Cresce a apócrifa milesiana, ou seja, após “Doo-Bop” (Warner, 1992), “Panthalassa”
(Sony, 1998) ou “Everything’s Beautiful” (Sony, 2016), o quinhão discográfico
de Miles Davis que, em rigor, deveria ter sido lançado com asterisco – pois,
independentemente de terem sido organizadas com as melhores das intenções e uma
devoção algo hagiográfica, é discutível que se possam incluir no cânone obras
que não tiveram o trompetista ao comando das operações (Miles faleceu faz hoje exatamente
28 anos, a 28 de setembro de 1991, mal entrado na idade da reforma). No caso, trabalha-se
a partir de sessões de estúdio levadas a cabo entre outubro de 1985 e janeiro
de 1986, aquelas célebres “RubberBand Sessions”, de vida muitíssimo complicada,
que haviam servido postumamente de matéria-prima para um par de temas de
“Doo-Bop” e de que se foram conhecendo os princípios hilárquicos através de álbuns
ao vivo: ‘Wrinkle’ editado em “Live Around the World” (Warner, 1996), ‘Maze’ e
‘Carnival’ registados em julho de 1986 no Festival de Nice e posteriormente
incluídos como complemento à edição especial de “Tutu” (Warner, 2011).
Dir-se-ia,
então, ter chegado ao fim a compreensível frustração de Randy Hall, Vince
Wilburn, Jr., e Attala Zane Giles – os produtores responsáveis pelo que aqui se
escuta –, que, à terceira, se poriam a lamber as feridas e veriam os seus esforços
devidamente recompensados (leia-se “The Last Miles: The Music of Miles Davis,
1980-1991”, de George Cole, para se ter uma ideia do ressentimento que
acumularam por, primeiro, “Rubberband” ter sido posto na prateleira e, segundo,
por alturas de “Doo-Bop”, a Warner ter cedido a sua matriz a Easy Mo Bee sem os
consultar). Infelizmente, e porque se fala mesmo de uma figura destinada ao
culto, Hall, Wilburn, Jr., e Giles – tamanha a vontade de se ficarem a rir por
último, parece – esqueceram-se de que não se deve despir um santo para vestir
outro, porquanto, ao invés de colocarem no mercado a magnífica incongruência
(presume-se) das gravações originais, optaram por usá-las, tão-só, como base
para novas gravações, recorrendo, dizem, a “valores de produção atuais”.
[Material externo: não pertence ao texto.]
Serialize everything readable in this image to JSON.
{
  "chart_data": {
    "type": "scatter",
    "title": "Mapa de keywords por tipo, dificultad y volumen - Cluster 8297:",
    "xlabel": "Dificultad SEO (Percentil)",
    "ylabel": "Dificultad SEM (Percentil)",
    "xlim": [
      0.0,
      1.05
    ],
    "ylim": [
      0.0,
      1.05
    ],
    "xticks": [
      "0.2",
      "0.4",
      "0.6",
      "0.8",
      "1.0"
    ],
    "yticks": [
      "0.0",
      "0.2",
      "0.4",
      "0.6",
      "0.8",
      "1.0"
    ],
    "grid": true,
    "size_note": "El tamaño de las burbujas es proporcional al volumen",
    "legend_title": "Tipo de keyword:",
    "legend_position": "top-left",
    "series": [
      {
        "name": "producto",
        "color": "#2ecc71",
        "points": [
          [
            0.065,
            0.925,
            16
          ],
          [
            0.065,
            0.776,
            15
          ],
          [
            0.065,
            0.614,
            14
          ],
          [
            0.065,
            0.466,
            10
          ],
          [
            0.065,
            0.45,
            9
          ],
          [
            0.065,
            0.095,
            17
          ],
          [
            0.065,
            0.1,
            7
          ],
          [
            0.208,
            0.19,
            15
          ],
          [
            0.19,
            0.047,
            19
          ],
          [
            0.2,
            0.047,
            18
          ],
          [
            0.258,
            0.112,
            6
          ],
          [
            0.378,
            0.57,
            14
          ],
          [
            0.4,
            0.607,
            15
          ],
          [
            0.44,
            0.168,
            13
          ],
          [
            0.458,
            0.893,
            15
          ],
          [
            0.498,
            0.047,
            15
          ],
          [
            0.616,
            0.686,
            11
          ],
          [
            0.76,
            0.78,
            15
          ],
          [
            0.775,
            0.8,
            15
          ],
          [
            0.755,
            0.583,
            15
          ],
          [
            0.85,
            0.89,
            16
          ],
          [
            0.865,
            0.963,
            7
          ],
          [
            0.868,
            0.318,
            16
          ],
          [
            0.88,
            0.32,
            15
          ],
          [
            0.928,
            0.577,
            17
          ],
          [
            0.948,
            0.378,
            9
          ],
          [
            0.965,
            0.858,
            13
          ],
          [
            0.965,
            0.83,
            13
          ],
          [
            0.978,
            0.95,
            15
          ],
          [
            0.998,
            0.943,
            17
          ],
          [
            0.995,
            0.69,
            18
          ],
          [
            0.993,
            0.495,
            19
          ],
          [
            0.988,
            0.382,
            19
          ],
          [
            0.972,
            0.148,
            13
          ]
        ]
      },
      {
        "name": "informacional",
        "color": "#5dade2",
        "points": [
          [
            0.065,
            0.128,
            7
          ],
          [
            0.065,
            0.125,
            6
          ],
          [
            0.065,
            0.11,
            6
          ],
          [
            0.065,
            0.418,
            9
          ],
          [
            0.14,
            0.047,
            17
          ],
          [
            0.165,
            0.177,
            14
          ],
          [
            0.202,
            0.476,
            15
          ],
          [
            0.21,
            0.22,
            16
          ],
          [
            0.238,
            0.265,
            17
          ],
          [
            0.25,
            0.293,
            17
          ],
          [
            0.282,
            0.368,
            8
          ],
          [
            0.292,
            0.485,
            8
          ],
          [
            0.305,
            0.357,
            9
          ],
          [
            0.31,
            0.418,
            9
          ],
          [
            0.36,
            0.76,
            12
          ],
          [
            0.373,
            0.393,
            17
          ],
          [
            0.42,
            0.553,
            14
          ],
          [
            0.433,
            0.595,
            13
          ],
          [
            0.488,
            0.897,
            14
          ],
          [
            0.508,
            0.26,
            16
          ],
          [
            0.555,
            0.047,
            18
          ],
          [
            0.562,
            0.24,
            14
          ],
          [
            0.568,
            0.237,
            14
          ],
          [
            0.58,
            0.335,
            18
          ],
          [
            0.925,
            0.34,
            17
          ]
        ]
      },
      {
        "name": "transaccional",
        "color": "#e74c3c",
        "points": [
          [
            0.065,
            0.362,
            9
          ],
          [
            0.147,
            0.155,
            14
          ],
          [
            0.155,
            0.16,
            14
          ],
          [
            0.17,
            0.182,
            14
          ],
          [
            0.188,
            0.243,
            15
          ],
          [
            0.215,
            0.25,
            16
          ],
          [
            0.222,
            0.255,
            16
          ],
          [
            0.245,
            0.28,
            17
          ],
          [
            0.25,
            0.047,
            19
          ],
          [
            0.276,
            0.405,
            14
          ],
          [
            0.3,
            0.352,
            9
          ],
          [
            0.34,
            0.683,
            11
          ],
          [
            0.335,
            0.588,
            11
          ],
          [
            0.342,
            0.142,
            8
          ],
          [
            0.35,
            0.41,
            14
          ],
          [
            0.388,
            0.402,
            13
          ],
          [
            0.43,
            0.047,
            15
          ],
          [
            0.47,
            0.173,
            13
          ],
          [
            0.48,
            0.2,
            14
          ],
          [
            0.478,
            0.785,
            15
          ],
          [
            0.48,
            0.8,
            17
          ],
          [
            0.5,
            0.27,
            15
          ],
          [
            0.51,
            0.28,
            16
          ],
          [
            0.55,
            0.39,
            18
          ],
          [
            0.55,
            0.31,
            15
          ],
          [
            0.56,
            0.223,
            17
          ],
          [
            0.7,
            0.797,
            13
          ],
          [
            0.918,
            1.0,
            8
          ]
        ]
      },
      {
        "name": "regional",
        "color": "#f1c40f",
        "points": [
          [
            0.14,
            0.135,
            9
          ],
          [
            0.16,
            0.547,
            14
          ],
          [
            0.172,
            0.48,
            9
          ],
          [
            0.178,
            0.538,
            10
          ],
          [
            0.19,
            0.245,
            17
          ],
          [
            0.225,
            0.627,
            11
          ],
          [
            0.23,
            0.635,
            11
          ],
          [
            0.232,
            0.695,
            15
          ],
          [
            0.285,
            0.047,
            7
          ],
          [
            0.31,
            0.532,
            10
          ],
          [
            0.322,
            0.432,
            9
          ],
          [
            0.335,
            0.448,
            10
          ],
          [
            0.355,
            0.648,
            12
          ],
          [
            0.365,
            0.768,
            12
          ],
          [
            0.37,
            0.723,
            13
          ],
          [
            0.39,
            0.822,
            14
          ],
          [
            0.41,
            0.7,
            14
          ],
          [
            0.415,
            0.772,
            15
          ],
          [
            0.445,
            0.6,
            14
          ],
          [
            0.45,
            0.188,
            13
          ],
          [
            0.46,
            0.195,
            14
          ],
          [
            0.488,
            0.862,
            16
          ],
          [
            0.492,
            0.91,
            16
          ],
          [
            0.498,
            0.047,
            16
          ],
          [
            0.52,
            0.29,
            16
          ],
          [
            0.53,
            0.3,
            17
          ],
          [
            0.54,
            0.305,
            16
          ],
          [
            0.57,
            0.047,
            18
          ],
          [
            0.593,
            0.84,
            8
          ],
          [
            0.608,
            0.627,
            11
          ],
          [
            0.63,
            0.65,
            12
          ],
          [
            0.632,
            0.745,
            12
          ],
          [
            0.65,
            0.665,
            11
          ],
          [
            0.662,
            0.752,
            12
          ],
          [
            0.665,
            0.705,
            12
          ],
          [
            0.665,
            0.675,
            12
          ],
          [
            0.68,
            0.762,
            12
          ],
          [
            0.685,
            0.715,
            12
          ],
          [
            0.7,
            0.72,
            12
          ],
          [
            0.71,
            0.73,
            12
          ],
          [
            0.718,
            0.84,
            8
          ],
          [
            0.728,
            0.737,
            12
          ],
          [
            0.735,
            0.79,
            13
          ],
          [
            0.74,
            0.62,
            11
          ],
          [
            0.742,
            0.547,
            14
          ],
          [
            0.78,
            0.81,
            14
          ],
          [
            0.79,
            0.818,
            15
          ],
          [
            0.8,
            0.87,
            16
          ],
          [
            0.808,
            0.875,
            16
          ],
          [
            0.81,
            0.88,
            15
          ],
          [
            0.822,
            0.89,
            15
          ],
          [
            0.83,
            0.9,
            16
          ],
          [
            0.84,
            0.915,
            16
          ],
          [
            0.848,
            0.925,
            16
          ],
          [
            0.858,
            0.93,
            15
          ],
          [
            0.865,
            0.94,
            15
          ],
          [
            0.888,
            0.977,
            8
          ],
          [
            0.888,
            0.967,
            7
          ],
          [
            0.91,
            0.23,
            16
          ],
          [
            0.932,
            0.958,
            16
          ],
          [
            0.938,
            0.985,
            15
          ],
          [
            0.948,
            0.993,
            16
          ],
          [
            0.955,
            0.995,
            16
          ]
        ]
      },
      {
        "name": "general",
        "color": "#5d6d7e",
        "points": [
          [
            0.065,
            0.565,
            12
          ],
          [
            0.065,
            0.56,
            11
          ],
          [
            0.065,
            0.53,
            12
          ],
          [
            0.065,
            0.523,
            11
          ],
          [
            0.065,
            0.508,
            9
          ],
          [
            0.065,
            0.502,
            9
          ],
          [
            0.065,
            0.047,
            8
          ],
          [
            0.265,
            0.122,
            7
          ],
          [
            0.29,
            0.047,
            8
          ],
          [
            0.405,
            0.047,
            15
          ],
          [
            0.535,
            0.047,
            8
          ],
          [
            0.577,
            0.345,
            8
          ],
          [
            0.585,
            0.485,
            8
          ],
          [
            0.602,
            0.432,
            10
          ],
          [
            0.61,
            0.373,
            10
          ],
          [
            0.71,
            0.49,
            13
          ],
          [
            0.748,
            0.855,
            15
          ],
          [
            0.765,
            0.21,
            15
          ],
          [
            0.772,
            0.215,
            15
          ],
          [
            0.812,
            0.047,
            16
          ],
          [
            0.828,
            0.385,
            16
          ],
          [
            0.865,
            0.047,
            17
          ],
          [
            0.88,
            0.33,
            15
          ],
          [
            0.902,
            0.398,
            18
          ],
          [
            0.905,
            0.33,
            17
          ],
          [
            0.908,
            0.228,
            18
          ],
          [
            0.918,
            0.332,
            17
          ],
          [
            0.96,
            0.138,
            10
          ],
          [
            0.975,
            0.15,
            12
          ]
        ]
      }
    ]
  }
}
Debalde, esse disco a que se referem fê-lo Robert Glasper, em “Everything’s
Beautiful” (possuem, até, uma convidada em comum: a cantora Ledisi), e,
naqueles momentos de “Rubberband” em que não se sente tanto a sua mão (em ‘This
is It’ ou ‘Maze’), percebe-se que o material de arquivo soa menos datado que o
contemporâneo. Como sempre, quem ri por último é Miles Davis, cujo espectro
assombra todos quanto ousam cruzar-se no seu caminho.